Le 14 juillet s’était levé sous un ciel bleu éclatant, annonçant une journée radieuse. Nous avions décidé de suspendre, l’espace d’un instant, nos préoccupations et de faire abstraction des ombres des événements récents. Le jardin était rempli des éclats de rire des enfants, courant et jouant dans une insouciance totale. Leur joie, simple et pure, était un baume, un répit bienvenu au cœur de cette tension omniprésente.

Chaque éclat de rire, chaque mouvement joyeux, était un rappel que la vie continuait malgré tout, même si l’angoisse, sourde et persistante, demeurait là. Nous nous demandions, sans le dire, si la réponse des parents finirait par arriver, si lui réagirait. Mais pour l’heure, nous choisissions de laisser ces pensées de côté. Chaque minute de tranquillité était précieuse, chaque seconde de paix, un moment à savourer.

Dans l’entrée, la caméra restait allumée, surveillant l’entrée et capturant les moindres détails. Nous restions sur nos gardes, jetant de temps en temps un œil à l’écran, mais nous nous efforcions de vivre, de ne pas laisser cette menace invisible nous priver de cette journée.

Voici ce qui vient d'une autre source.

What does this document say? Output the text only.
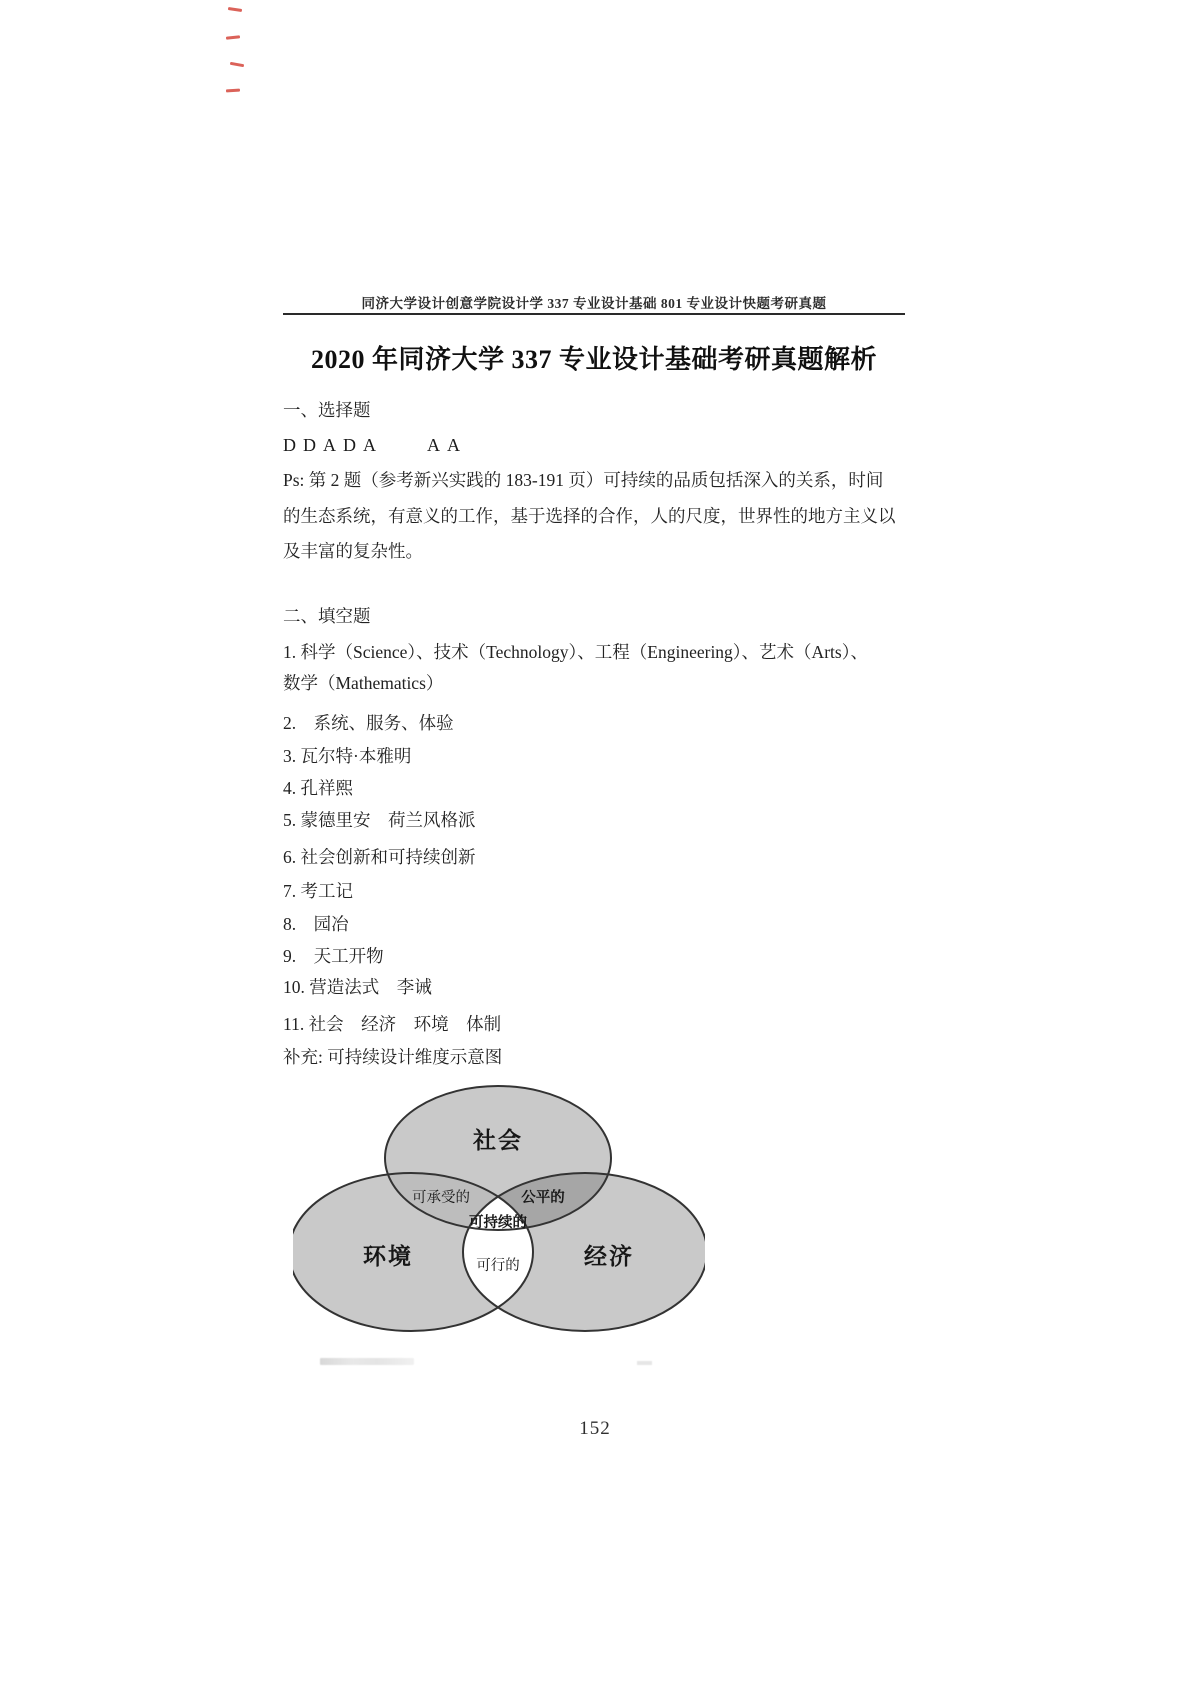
同济大学设计创意学院设计学 337 专业设计基础 801 专业设计快题考研真题
2020 年同济大学 337 专业设计基础考研真题解析
一、选择题
DDADA    AA
Ps: 第 2 题（参考新兴实践的 183-191 页）可持续的品质包括深入的关系，时间
的生态系统，有意义的工作，基于选择的合作，人的尺度，世界性的地方主义以
及丰富的复杂性。
二、填空题
1. 科学（Science）、技术（Technology）、工程（Engineering）、艺术（Arts）、
数学（Mathematics）
2.　系统、服务、体验
3. 瓦尔特·本雅明
4. 孔祥熙
5. 蒙德里安　荷兰风格派
6. 社会创新和可持续创新
7. 考工记
8.　园冶
9.　天工开物
10. 营造法式　李诫
11. 社会　经济　环境　体制
补充: 可持续设计维度示意图
社会
可承受的	公平的
可持续的
环境	可行的	经济
152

La chaleur du soleil caressait nos visages, et l’air embaumait le parfum des fleurs. Autour de nous, tout semblait réaffirmer la beauté simple de la vie. Là, ensemble, nous partagions des sourires, des mots légers, comme pour préserver, ne serait-ce qu’un peu, cette normalité qui semblait nous échapper. Mais sous cette légèreté, une tension persistait. Je sentais le poids de l’inquiétude qui pesait sur nous.

Les enfants, eux, ne se rendaient pas compte de tout cela. Absorbés par leur monde, leur insouciance nous apportait une bouffée d’air frais, presque un antidote à la lourdeur de nos pensées. Ils portaient déjà tant de fardeaux à cause des actes insensés de cet homme, mais dans leurs yeux brillait encore cette lumière pure, cette énergie effaçait l’obscurité autour de nous. Leurs rires résonnaient comme un défi à la nuit. C’était un rappel essentiel : même au cœur de la tempête, il fallait préserver ce qui était léger, ce qui était beau.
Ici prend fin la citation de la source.